What one considers child discipline, another considers child abuse. Yelling and hitting may break a wayward child’s will but could also crush a child’s spirit. Too many children grow up feeling unloved due to a parent’s harsh critical anger. Some become timid melancholic children who share their time between unloving volatile homes, and schoolyards where they are easy targets for teasing. And these children will often tolerate abusive treatment as adults.
I get it. Parents feel the need to exercise strict disciplinary action so their children don’t grow up to be psychopaths. But yelling and hitting don’t teach a child anything good. Besides, who would more likely become a psychopath? The child who grew up in a safe loving home? Or the demoralized child who grew up in a shaming abusive home? Ever heard of Jeffrey Dahmer?
In an updated and recent policy statement on corporal punishment the American Academy of Pediatrics states, “Aversive disciplinary strategies, including all forms of corporal punishment and yelling at or shaming children, are minimally effective in the short-term and not effective in the long-term.” Apparently new evidence suggests that this type of treatment may cause harm to the child by affecting normal brain development, and causes aggressive behavior as well as problems with learning, vocabulary and memory.
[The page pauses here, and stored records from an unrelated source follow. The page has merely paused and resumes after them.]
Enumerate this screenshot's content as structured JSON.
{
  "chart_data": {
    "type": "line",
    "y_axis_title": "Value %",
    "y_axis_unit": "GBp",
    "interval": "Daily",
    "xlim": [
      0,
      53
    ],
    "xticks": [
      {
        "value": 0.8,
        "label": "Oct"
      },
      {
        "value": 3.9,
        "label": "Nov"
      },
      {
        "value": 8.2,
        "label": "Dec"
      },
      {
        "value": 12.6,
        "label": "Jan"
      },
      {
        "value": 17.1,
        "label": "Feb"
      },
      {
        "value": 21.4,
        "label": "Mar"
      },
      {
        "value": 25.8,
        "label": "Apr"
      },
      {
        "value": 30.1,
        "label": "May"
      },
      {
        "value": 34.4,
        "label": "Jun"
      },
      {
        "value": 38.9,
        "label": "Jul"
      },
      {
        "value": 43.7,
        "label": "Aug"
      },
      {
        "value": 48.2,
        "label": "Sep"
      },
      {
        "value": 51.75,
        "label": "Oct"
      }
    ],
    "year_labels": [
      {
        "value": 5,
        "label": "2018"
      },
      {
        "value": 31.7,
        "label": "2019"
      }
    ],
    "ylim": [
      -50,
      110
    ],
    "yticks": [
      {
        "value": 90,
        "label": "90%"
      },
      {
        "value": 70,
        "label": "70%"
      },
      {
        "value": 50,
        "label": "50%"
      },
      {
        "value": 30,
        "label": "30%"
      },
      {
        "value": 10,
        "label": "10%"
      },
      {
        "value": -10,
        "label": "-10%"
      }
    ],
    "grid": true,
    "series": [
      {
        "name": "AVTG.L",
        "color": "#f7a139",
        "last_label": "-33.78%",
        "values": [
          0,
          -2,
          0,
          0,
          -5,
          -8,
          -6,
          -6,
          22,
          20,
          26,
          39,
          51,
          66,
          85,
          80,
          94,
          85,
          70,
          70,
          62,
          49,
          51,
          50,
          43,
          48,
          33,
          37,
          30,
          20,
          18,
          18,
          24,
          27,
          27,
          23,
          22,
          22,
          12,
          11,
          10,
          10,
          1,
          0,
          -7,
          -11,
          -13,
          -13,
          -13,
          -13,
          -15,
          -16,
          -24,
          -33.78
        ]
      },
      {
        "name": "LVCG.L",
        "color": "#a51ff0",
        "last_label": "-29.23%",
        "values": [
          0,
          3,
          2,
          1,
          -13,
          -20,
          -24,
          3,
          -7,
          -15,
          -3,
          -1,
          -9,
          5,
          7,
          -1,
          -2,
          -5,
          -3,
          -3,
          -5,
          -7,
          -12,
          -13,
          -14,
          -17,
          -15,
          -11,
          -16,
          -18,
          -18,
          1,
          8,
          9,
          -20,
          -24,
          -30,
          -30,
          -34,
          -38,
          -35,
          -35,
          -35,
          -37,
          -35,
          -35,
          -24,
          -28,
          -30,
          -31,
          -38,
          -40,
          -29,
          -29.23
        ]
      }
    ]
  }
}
Physically and verbally abused children often grow up shattered with feelings of explosive rage—not to mention helplessness, going through life with a shame-based identity and low self-esteem. As a psychotherapist who treats adult victims of childhood trauma, my husband can attest to the permanent damage that results from such treatment—especially during the first six years of life. Children do need direction. But the use of positive reinforcement, boundaries, and removal of privileges tend to lead to much better long-term outcomes than scaring a child into submission.
But the book of Proverbs says that he who spares the rod hates his child. So? The book of Proverbs also says, “Give strong drink to the one who is perishing, and wine to those who are bitterly distressed; let them drink and forget their poverty, and remember their misery no more” (Prov. 31:6-7). Proverbs lands inside the section of the Old Testament known as Wisdom Literature. The Proverbial scriptures are just that—wise proverbs. We should not interpret them as absolute commands.
Granted, I don’t have children of my own. But I used to be a kid once. And as a pediatric health care worker I witness daily the challenges parents face in child-rearing. Nothing about raising children looks easy. Even so, I don’t have to have a child to know I cannot agree with a barbaric simpleton’s form of discipline that involves regularly yelling at or hitting a child.
Consider this: if I hit another adult I could get arrested and could even go to prison for assault. So why should the case differ for a person much smaller and weaker who relies on me for their well-being? Why would we condone hitting a child in a way we would never dream to strike another adult?
Jesus said, “Let the little children come to me, and do not hinder them, for the kingdom of heaven belongs to such as these” (Matt. 19:14). Jesus would never hurt a child. Neither should we.